Personal Data is stored in the Products for as long as reasonably necessary to fulfil the purposes we collected it for, including for the purposes of satisfying any legal, regulatory, tax, accounting or reporting requirements. To determine the appropriate retention period for Personal Data, we consider the amount, nature and sensitivity of the Personal Data, the potential risk of harm from unauthorised use or disclosure, and the applicable legal, regulatory, tax, accounting or other requirements.
 

The Personal Data are stored in the EU. To transfer Personal Data outside of the EEA, Switzerland and the UK within Moody’s Corporation, we use EU standard contractual clauses to ensure that an equivalent level of data protection applies. To request a copy of these clauses, please email us at privacy@moodys.com.
 

To access your Personal Data contained in the Products and exercise your rights of correction, objection, restriction, erasure, and digital testament, please email us at privacy@moodys.com.
 

You may also have the right to complain to your local data protection authority if you have concerns about how we process your Personal Data. However, we hope we can solve any queries or concerns you may have, so please contact us directly in the first instance.

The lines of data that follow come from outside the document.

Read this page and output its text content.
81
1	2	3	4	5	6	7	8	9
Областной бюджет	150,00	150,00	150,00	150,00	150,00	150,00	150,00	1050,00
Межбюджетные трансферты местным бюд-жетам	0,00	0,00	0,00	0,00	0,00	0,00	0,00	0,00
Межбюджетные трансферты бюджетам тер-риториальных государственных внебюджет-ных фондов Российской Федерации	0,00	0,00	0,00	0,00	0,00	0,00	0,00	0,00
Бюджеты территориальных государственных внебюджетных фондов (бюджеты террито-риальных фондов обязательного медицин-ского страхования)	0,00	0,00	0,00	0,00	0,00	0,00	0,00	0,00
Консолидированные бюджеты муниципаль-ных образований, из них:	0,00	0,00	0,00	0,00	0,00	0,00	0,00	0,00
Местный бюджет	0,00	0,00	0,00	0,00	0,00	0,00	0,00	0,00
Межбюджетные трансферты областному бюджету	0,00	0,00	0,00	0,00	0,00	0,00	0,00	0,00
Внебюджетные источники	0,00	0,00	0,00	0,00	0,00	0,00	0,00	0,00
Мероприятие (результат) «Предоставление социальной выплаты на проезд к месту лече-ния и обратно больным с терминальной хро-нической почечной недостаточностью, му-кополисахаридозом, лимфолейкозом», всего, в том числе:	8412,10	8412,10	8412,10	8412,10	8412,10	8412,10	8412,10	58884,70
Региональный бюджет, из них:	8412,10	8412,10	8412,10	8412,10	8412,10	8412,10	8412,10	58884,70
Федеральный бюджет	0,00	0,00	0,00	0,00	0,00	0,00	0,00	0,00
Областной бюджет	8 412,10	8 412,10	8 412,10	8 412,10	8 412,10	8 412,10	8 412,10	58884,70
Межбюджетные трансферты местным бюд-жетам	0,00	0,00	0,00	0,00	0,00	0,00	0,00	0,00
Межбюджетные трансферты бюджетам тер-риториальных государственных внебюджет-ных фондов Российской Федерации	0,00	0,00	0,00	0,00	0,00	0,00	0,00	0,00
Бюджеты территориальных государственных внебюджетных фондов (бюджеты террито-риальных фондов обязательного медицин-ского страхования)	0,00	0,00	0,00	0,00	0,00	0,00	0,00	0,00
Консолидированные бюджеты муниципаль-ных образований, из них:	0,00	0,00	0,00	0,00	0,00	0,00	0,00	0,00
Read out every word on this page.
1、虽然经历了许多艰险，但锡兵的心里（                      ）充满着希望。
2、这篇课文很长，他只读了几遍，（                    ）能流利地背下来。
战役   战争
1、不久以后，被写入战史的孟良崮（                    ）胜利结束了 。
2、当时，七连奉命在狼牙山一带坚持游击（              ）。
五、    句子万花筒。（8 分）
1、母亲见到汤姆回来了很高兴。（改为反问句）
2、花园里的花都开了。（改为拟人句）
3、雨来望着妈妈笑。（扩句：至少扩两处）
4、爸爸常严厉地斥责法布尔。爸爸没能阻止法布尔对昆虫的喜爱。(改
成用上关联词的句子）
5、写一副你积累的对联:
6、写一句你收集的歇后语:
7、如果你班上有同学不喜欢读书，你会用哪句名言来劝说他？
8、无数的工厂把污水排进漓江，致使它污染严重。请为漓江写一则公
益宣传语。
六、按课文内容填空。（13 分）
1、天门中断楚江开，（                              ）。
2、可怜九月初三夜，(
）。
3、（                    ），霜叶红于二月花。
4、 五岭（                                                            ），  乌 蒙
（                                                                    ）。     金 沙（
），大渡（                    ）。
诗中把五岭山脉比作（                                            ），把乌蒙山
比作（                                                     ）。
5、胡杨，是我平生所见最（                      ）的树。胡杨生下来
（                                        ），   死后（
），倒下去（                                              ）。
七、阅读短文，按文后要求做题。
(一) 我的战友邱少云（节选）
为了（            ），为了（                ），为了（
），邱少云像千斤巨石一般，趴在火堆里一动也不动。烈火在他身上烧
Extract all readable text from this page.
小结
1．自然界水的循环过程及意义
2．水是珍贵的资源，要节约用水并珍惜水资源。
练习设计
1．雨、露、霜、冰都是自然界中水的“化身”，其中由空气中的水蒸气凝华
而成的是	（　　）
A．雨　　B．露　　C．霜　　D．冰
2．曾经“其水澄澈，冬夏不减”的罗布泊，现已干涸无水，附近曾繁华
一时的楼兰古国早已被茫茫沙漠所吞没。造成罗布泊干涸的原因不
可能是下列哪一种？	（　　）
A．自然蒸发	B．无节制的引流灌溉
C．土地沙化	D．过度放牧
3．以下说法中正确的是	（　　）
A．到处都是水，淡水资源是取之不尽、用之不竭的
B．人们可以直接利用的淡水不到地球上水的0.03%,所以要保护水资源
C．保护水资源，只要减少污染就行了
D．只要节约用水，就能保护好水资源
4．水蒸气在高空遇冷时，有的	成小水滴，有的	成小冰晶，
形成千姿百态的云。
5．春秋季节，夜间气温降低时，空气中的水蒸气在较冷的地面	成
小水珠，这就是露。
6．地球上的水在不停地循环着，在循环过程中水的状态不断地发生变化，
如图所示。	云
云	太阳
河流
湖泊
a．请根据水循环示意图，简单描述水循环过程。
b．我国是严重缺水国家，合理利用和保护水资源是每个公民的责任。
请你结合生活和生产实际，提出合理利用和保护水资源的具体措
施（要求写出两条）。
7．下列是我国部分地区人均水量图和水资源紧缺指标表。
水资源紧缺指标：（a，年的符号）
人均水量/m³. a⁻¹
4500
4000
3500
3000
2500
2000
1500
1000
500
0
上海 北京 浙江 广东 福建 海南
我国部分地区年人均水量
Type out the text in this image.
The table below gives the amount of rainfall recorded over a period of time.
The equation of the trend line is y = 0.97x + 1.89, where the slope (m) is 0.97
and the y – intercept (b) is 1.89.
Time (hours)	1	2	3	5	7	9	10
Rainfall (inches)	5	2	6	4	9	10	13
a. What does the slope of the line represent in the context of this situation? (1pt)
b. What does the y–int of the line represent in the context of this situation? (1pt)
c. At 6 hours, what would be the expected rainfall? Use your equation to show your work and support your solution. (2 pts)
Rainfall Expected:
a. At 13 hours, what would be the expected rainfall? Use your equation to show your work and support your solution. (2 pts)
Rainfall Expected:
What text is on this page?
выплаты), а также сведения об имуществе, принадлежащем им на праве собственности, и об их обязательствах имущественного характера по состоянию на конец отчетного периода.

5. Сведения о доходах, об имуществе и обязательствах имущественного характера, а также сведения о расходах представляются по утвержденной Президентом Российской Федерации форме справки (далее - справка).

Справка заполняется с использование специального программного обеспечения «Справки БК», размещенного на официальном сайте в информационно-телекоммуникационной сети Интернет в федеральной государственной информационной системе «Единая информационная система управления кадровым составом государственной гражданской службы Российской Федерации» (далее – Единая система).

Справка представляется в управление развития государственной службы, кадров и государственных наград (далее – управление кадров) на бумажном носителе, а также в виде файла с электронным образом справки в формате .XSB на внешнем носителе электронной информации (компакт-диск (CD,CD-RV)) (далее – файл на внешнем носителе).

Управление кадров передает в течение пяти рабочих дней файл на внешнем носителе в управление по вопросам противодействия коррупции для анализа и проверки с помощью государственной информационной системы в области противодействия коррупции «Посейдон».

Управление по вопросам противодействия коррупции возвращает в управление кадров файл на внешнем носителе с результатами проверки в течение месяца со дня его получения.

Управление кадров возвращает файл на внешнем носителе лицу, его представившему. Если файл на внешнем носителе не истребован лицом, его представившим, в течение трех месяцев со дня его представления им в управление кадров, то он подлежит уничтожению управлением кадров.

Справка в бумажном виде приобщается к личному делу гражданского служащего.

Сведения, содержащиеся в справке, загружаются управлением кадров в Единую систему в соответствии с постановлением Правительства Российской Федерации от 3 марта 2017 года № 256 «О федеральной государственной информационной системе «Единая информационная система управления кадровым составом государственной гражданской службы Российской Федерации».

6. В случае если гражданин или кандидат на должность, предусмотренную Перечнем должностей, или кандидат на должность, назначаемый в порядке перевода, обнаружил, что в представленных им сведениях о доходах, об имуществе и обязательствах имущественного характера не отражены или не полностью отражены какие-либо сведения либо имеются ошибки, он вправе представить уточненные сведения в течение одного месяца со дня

If you have any queries about our privacy practices or would like to contact us, please email us at privacy@moodys.com or write to us at:
 

Legal Department
Moody’s Corporation
7 World Trade Center at 250 Greenwich Street
New York, NY 10007
Phone: +1-212-553-1653 or 1-866-995-9659
E-mail: privacy@moodys.com

The most current version of this Privacy Notice will always be available here. You can check the “effective date” posted at the top to see when this Privacy Notice was last updated.